Two contests, one that you may have heard of and one that you may not, are active right now with CFS related organizations in the running for cash.

The Chase Community Giving contest on Facebook features two CFS organizations competing for $10,00 or more. Facebook members and Chase customers vote for their favorite charity, and prizes are awarded to organizations receiving the most votes. The contest closes on September 19th, and both Phoenix Rising and the Neuro-Immune Disease Alliance are currently (as of 11am Eastern) at 69 and 148, making them eligible for $10,000 and $20,000 respectively.

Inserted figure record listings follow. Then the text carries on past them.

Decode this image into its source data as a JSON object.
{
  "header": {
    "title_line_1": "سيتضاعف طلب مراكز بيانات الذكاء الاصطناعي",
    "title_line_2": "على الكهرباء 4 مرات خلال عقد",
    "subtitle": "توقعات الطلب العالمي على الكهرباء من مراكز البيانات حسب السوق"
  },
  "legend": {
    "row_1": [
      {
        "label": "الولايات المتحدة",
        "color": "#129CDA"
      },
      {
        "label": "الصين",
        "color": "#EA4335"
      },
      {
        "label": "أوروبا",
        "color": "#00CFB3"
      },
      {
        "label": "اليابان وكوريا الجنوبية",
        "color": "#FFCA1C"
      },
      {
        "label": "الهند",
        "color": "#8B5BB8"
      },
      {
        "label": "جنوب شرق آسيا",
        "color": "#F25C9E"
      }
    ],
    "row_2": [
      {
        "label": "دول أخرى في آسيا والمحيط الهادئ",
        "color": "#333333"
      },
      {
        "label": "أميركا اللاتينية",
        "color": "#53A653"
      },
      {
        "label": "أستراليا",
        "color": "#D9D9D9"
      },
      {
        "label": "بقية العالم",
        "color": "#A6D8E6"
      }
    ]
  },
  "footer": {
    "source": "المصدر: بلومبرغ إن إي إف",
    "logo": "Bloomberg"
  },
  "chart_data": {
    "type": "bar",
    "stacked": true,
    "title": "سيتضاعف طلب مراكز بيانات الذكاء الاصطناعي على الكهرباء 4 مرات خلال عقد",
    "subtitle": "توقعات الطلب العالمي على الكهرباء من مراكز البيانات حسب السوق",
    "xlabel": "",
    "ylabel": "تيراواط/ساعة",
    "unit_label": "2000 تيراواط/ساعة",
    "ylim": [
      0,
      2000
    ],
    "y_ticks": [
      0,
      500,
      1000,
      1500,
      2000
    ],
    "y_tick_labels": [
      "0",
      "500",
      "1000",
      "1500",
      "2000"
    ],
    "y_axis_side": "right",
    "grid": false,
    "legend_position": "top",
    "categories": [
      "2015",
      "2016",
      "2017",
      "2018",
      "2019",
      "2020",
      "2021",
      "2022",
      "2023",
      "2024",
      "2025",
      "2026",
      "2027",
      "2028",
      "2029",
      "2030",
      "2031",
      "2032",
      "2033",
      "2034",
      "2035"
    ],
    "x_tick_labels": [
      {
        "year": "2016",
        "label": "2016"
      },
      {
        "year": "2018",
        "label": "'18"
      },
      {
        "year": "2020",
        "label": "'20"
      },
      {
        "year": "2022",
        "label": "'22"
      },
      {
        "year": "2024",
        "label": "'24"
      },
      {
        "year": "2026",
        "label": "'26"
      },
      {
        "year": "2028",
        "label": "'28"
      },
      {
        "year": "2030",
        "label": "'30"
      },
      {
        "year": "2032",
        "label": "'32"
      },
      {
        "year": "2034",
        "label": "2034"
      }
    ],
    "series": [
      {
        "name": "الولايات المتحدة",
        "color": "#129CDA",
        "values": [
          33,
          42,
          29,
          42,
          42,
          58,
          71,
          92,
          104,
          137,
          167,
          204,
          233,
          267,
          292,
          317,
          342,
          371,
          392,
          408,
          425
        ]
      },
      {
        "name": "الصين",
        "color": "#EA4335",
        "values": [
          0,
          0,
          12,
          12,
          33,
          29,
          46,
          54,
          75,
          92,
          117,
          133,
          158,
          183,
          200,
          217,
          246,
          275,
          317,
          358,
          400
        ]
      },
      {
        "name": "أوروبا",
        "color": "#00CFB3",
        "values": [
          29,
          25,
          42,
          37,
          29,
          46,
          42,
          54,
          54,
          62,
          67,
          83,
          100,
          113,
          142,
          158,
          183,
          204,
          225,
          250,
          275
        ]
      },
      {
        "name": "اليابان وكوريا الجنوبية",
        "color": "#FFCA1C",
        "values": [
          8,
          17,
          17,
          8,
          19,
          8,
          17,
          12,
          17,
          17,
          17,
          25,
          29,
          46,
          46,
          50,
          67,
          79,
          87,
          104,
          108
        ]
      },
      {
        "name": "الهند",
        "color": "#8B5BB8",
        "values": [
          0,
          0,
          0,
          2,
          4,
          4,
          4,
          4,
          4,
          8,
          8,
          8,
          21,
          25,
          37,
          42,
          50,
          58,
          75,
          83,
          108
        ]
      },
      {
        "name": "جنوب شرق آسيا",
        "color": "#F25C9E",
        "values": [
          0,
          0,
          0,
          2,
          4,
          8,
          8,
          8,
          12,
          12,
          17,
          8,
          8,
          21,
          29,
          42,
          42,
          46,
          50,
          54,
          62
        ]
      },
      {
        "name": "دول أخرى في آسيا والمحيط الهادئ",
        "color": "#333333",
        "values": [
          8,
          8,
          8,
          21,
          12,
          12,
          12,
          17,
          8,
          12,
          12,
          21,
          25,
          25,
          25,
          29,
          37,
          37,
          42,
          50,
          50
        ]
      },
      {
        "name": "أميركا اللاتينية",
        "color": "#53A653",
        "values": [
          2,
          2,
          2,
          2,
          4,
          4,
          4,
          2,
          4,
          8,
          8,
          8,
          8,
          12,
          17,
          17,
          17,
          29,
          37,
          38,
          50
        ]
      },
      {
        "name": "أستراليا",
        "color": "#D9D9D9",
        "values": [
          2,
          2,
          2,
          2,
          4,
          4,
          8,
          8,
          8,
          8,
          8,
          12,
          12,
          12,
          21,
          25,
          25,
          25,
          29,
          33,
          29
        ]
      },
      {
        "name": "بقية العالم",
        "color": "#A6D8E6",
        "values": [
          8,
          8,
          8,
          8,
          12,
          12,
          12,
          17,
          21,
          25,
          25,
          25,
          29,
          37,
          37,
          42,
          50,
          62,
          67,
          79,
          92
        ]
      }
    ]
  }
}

The Collaborate|Activate Innovation Challenge is new to me. Sponsored by the pharmaceutical company Sanofi, this contest is looking for proposals teaming two or more non-profit or professional medical advocacy groups “to foster innovation and collaboration to develop solutions that enable people to become more engaged in their health.” The CFIDS Association partnered with a number of organizations to submit two proposals:

  • First, the Association partnered with the National Vulvodynia Association and the TMJ Association to submit a proposal for “Partnering to End Pain,” a web-based system that would connect chronic pain patients with clinical trials across multiple diseases. This is especially relevant for the many CFS patients like me who have also been diagnosed with other overlapping chronic pain conditions.
  • In the second proposal, The CFIDS Association partnered with Genetic Alliance (which hosts the Association’s SolveCFS BioBank), the National Psoriasis Foundation and the Inflammatory Breast Cancer Research Foundation to submit a proposal for “Registries for All Diseases,” a registry using patient-generated information regarding rare diseases to accelerate clinical trials.

Today, it was announced that BOTH proposals were selected to be in the top four proposals out of hundreds received. Along with their partners, the Association will share $25,000 and guidance from a professional mentor to refine each proposal. Then on October 29th, the four groups will present their proposals to an impressive panel of judges, and the winner of $300,000 will be announced on November 15th. The Association is the ONLY nonprofit organization to be represented twice in the top four proposals!

All three of these CFS organizations are raising the profile of our fight against this disease. I’m especially excited about the CFIDS Association’s success because of the panel of judges and sponsorship by a pharmaceutical company. While Chase Giving is, by design, a popularity contest (that has been plagued by problems in the past), the Collaborate|Activate Innovation Challenge is a merit competition. Even if the Association does not place first or second in the final competition, it will benefit from the process of refining their proposals and working with mentors, as well as the exposure to pharmaceutical companies and health organizations. This is a huge and exciting step forward! Through their success in this first round of the competition, the CFIDS Association has helped legitimize the illness for a large new audience. I can’t wait to see what comes out of this competition.

Congratulations to NIDA, Phoenix Rising, and the CFIDS Association for competing in these contests to benefit all patients!